Vitamin D tablets may help reduce asthma attacks, review finds
Severe asthma attacks have not been studied to the same extent. Further vitamin D trials in children and in adults with severe asthma are needed to find out whether these patient groups will also benefit.
“Vitamin D, or the sunshine vitamin, as well as enhancing bone development, helps the development of at least 35 other tissues and white blood cells”, said lead author Dr. Adrian Martineau.
Professor Adrian Martineau, the Cochrane Review’s lead author from Queen Mary University of London, said asthma is a “rising problem” in the United Kingdom, with one out of 11 people receiving treatment for it every day.
A major review, involving almost 1,100 patients, found that people who took the supplements alongside their normal medication saw the risk of a severe attack fall from 6 per cent to 3 per cent.

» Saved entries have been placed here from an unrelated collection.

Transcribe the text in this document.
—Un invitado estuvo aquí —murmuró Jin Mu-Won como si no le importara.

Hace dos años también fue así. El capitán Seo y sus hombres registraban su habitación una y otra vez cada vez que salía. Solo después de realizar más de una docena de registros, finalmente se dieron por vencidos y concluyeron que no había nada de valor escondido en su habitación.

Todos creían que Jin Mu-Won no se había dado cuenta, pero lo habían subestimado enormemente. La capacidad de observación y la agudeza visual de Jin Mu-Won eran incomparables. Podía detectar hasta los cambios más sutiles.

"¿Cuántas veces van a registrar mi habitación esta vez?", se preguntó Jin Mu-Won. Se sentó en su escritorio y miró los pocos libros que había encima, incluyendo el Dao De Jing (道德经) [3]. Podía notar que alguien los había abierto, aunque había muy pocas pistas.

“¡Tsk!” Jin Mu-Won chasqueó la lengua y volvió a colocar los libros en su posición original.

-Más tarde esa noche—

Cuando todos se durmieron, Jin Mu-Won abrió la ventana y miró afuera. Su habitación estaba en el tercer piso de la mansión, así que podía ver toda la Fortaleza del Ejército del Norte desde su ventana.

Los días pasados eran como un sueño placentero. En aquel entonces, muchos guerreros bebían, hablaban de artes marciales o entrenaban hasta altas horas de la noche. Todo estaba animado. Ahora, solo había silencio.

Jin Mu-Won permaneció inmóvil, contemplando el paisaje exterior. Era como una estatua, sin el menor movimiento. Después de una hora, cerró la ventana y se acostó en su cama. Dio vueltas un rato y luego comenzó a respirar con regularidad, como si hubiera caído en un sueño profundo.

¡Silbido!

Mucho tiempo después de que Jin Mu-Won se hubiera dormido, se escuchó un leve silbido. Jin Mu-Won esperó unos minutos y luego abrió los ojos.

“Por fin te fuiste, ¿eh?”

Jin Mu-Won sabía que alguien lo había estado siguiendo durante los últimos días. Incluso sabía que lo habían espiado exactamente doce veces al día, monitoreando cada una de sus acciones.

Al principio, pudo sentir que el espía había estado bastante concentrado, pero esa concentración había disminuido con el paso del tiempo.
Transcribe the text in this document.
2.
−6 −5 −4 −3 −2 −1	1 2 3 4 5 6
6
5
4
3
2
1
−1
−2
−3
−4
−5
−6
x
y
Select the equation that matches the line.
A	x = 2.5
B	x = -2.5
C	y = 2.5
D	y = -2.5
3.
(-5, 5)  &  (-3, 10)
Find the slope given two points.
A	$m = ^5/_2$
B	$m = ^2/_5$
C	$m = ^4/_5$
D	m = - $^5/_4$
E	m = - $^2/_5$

While the underlying causes of asthma remain unclear, symptoms of asthma – such as wheezing, shortness of breath, coughing, and chest pain and tightness – can be triggered by exposure to allergens and irritants.
‘We don’t know whether these heightened dosages will benefit all asthma patients or just those who already have low levels of vitamin D.
Low levels of vitamin D have been suspected as increasing the risk for asthma attacks, and a new review of studies suggested the vitamin can significantly reduce attacks among some groups of patients.
Soaking in the sunlight or popping a vitamin D supplement won’t worsen your asthma symptoms, but doing either doesn’t mean you should leave your emergency inhaler at home.
They examined results of trials involving 435 children and 658 adults from the UK, Canada, India, Japan, Poland and the US. The studies lasted for a period of six to 12 months.
As such, researchers have increasingly investigated whether vitamin D supplementation might benefit asthma patients. Most of the participants had mild to restrained asthma with a smaller number having severe asthma. These results are based largely on trials in adults. A treatment that can help people avoid having an asthma attack, especially a severe attack that needs hospital treatment, has always been an aim of asthma research. The supplements cut the frequency of attacks too, with cases needing steroid treatment falling from one per person every two or so years, to one every four years. Two trials in more than 2,500 people showed that a year’s course of benralizumab injections reduced asthma attacks by a third to a half, according to The Lancet.
But vitamin D didn’t improve the strength of the lungs or asthma symptoms day-to-day.
“The findings relating to severe asthma attacks come from just three trials in which the patients were mostly adults with mild or moderate asthma”, he said.
In interviews given to journalists, they suggest people consider taking vitamin D, and one researcher said people should request a test to see if they have low vitamin D levels, then ask their GP or pharmacist for advice.